Beginning with scenes of banishment and torture, a brutally effective one-shot shows a group of callous land barons overtaking a small Romanian community and setting their tents on fire, leaving them running for cover. Orchestrator and proud family man Seamus Laurent (Petrie) unknowingly unleashes a curse after the slaughter which begins to threaten his children and his precious land. Once his son disappears into the night after a wild animal attack, an enigmatic traveling pathologist named John McBride (Holbrook) vows to help. As more and more victims pile up, the howls across the moors grow in volume, suggesting there may be more than just one Lycan on the prowl.

If we divide up the werewolf genre into three distinct periods — the classic Larry Talbot era of The Wolf Man, the eighties coming of age era of Lone Wolf (1988), and the action horror era of Underworld Eight For Silver probably fits best in the latter category. It could also be compared to another period set French hybrid, 2001’s spectacular hunter-killer new classic Brotherhood of the Wolf. All the right boxes are checked including silver bullets, haunting gypsy curses, a terrorized community under attack, and a tested outsider ready to join the fight. Unfortunately, every element doesn’t quite gel.

The final battle highlights the film’s strengths and its weaknesses, namely the execution of the jump scares and the most important piece of all: the creature itself. After a number of unsuccessful nightmare sequences featuring gypsy ghosts haunting the town children, the tension does start to settle in once the actual physical attacks ramp up. The creature design is more human than monster and almost completely CGI rendered, however. That’s a choice that doesn’t always work but each attack builds on the kill before.

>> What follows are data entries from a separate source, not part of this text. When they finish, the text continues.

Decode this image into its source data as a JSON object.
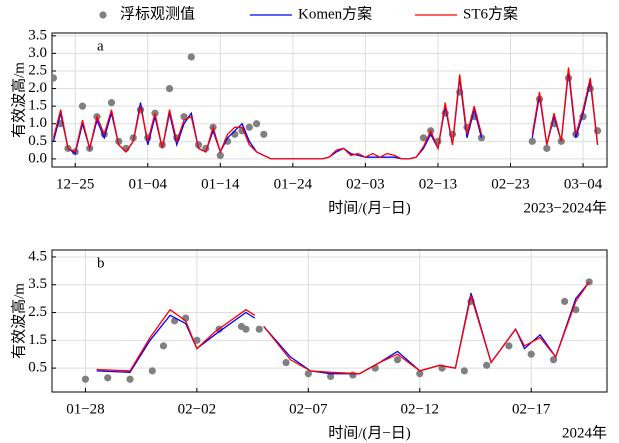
{
  "chart_data": [
    {
      "type": "line",
      "panel": "a",
      "xlabel": "时间/(月−日)",
      "ylabel": "有效波高/m",
      "note": "2023−2024年",
      "xlim": [
        -3.2,
        73.3
      ],
      "xticks": [
        {
          "value": 0,
          "label": "12−25"
        },
        {
          "value": 10,
          "label": "01−04"
        },
        {
          "value": 20,
          "label": "01−14"
        },
        {
          "value": 30,
          "label": "01−24"
        },
        {
          "value": 40,
          "label": "02−03"
        },
        {
          "value": 50,
          "label": "02−13"
        },
        {
          "value": 60,
          "label": "02−23"
        },
        {
          "value": 70,
          "label": "03−04"
        }
      ],
      "ylim": [
        -0.23,
        3.58
      ],
      "yticks": [
        {
          "value": 0,
          "label": "0.0"
        },
        0.5,
        {
          "value": 1,
          "label": "1.0"
        },
        1.5,
        {
          "value": 2,
          "label": "2.0"
        },
        2.5,
        {
          "value": 3,
          "label": "3.0"
        },
        3.5
      ],
      "grid": true,
      "x": [
        -3,
        -2,
        -1,
        0,
        1,
        2,
        3,
        4,
        5,
        6,
        7,
        8,
        9,
        10,
        11,
        12,
        13,
        14,
        15,
        16,
        17,
        18,
        19,
        20,
        21,
        22,
        23,
        24,
        25,
        26,
        27,
        28,
        29,
        30,
        31,
        32,
        33,
        34,
        35,
        36,
        37,
        38,
        39,
        40,
        41,
        42,
        43,
        44,
        45,
        46,
        47,
        48,
        49,
        50,
        51,
        52,
        53,
        54,
        55,
        56,
        57,
        58,
        59,
        60,
        61,
        62,
        63,
        64,
        65,
        66,
        67,
        68,
        69,
        70,
        71,
        72
      ],
      "series": [
        {
          "name": "浮标观测值",
          "kind": "scatter",
          "color": "#808080",
          "values": [
            2.3,
            1.0,
            0.3,
            0.2,
            1.5,
            0.3,
            1.2,
            0.7,
            1.6,
            0.5,
            0.3,
            0.6,
            1.4,
            0.6,
            1.3,
            0.4,
            2.0,
            0.6,
            1.2,
            2.9,
            0.4,
            0.3,
            0.9,
            0.1,
            0.5,
            0.7,
            0.8,
            0.9,
            1.0,
            0.7,
            null,
            null,
            null,
            null,
            null,
            null,
            null,
            null,
            null,
            null,
            null,
            null,
            null,
            null,
            null,
            null,
            null,
            null,
            null,
            null,
            null,
            0.6,
            0.8,
            0.5,
            1.3,
            0.7,
            1.9,
            0.9,
            1.2,
            0.6,
            null,
            null,
            null,
            null,
            null,
            null,
            0.5,
            1.7,
            0.3,
            1.0,
            0.5,
            2.3,
            0.7,
            1.2,
            2.0,
            0.8
          ]
        },
        {
          "name": "Komen方案",
          "kind": "line",
          "color": "#0000ff",
          "values": [
            0.5,
            1.3,
            0.3,
            0.15,
            1.0,
            0.3,
            1.1,
            0.6,
            1.3,
            0.4,
            0.2,
            0.5,
            1.6,
            0.4,
            1.2,
            0.3,
            1.3,
            0.4,
            1.0,
            1.3,
            0.3,
            0.2,
            0.8,
            0.2,
            0.6,
            0.8,
            1.0,
            0.5,
            0.2,
            0.1,
            0.0,
            0.0,
            0.0,
            0.0,
            0.0,
            0.0,
            0.0,
            0.0,
            0.05,
            0.2,
            0.3,
            0.15,
            0.1,
            0.05,
            0.05,
            0.05,
            0.05,
            0.05,
            0.0,
            0.0,
            0.05,
            0.3,
            0.7,
            0.3,
            1.5,
            0.4,
            2.3,
            0.6,
            1.4,
            0.6,
            null,
            null,
            null,
            null,
            null,
            null,
            0.6,
            1.8,
            0.4,
            1.2,
            0.5,
            2.5,
            0.6,
            1.3,
            2.2,
            0.4
          ]
        },
        {
          "name": "ST6方案",
          "kind": "line",
          "color": "#ff0000",
          "values": [
            0.6,
            1.4,
            0.3,
            0.2,
            1.1,
            0.3,
            1.2,
            0.7,
            1.4,
            0.4,
            0.2,
            0.5,
            1.5,
            0.5,
            1.3,
            0.3,
            1.4,
            0.5,
            1.1,
            1.2,
            0.3,
            0.2,
            0.9,
            0.2,
            0.7,
            0.9,
            0.9,
            0.4,
            0.2,
            0.1,
            0.0,
            0.0,
            0.0,
            0.0,
            0.0,
            0.0,
            0.0,
            0.0,
            0.05,
            0.25,
            0.3,
            0.1,
            0.15,
            0.05,
            0.15,
            0.05,
            0.15,
            0.1,
            0.0,
            0.0,
            0.05,
            0.35,
            0.8,
            0.3,
            1.6,
            0.4,
            2.4,
            0.7,
            1.5,
            0.7,
            null,
            null,
            null,
            null,
            null,
            null,
            0.7,
            1.9,
            0.4,
            1.3,
            0.5,
            2.6,
            0.7,
            1.4,
            2.3,
            0.4
          ]
        }
      ]
    },
    {
      "type": "line",
      "panel": "b",
      "xlabel": "时间/(月−日)",
      "ylabel": "有效波高/m",
      "note": "2024年",
      "xlim": [
        -1.5,
        23.4
      ],
      "xticks": [
        {
          "value": 0,
          "label": "01−28"
        },
        {
          "value": 5,
          "label": "02−02"
        },
        {
          "value": 10,
          "label": "02−07"
        },
        {
          "value": 15,
          "label": "02−12"
        },
        {
          "value": 20,
          "label": "02−17"
        }
      ],
      "ylim": [
        -0.36,
        4.75
      ],
      "yticks": [
        0.5,
        1.5,
        2.5,
        3.5,
        4.5
      ],
      "grid": true,
      "x": [
        0.5,
        2,
        2.9,
        3.8,
        4.5,
        5,
        5.8,
        7.2,
        7.6,
        7.8,
        8.0,
        9.2,
        10.1,
        11,
        12.3,
        13.2,
        14,
        15,
        15.9,
        16.6,
        17.3,
        18.2,
        19.3,
        19.7,
        20.4,
        21.1,
        22,
        22.6
      ],
      "series": [
        {
          "kind": "scatter",
          "color": "#808080",
          "x": [
            0,
            1,
            2,
            3,
            3.5,
            4,
            4.5,
            5,
            6,
            7,
            7.2,
            7.5,
            7.8,
            9,
            10,
            11,
            12,
            13,
            14,
            15,
            16,
            17,
            17.3,
            18,
            19,
            20,
            21,
            21.5,
            22,
            22.6
          ],
          "values": [
            0.1,
            0.15,
            0.1,
            0.4,
            1.3,
            2.2,
            2.3,
            1.5,
            1.9,
            2.0,
            1.9,
            null,
            1.9,
            0.7,
            0.3,
            0.2,
            0.25,
            0.5,
            0.8,
            0.3,
            0.5,
            0.4,
            2.9,
            0.6,
            1.3,
            1.0,
            0.8,
            2.9,
            2.6,
            3.6
          ]
        },
        {
          "kind": "line",
          "color": "#0000ff",
          "values": [
            0.4,
            0.35,
            1.5,
            2.4,
            2.1,
            1.2,
            1.7,
            2.5,
            2.3,
            null,
            2.0,
            0.9,
            0.4,
            0.3,
            0.3,
            0.7,
            1.1,
            0.4,
            0.6,
            0.5,
            3.2,
            0.7,
            1.9,
            1.2,
            1.7,
            0.9,
            3.0,
            3.6
          ]
        },
        {
          "kind": "line",
          "color": "#ff0000",
          "values": [
            0.45,
            0.4,
            1.6,
            2.6,
            2.2,
            1.2,
            1.8,
            2.6,
            2.4,
            null,
            2.0,
            0.8,
            0.4,
            0.35,
            0.3,
            0.7,
            1.0,
            0.4,
            0.6,
            0.5,
            3.1,
            0.7,
            1.9,
            1.3,
            1.6,
            0.9,
            2.9,
            3.6
          ]
        }
      ]
    }
  ]
}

In one scene in particular, the revelation of just how the beast operates is highly effective, mostly because it’s almost completely practical and explains that the cursed victims are trapped instead of transformed. Visually, this scene reaches a dramatic height that unveils the tragic fate of the sons and daughters that go missing. In your head, recall the image of Paul’s death in 1988’s The Blob and you’ll have an idea of what to expect.


  • Eight For Silver
3.5

Summary

Eight For Silver should go down as one of the more ambitious werewolf movies in recent memory, even when it doesn’t manage to find its footing.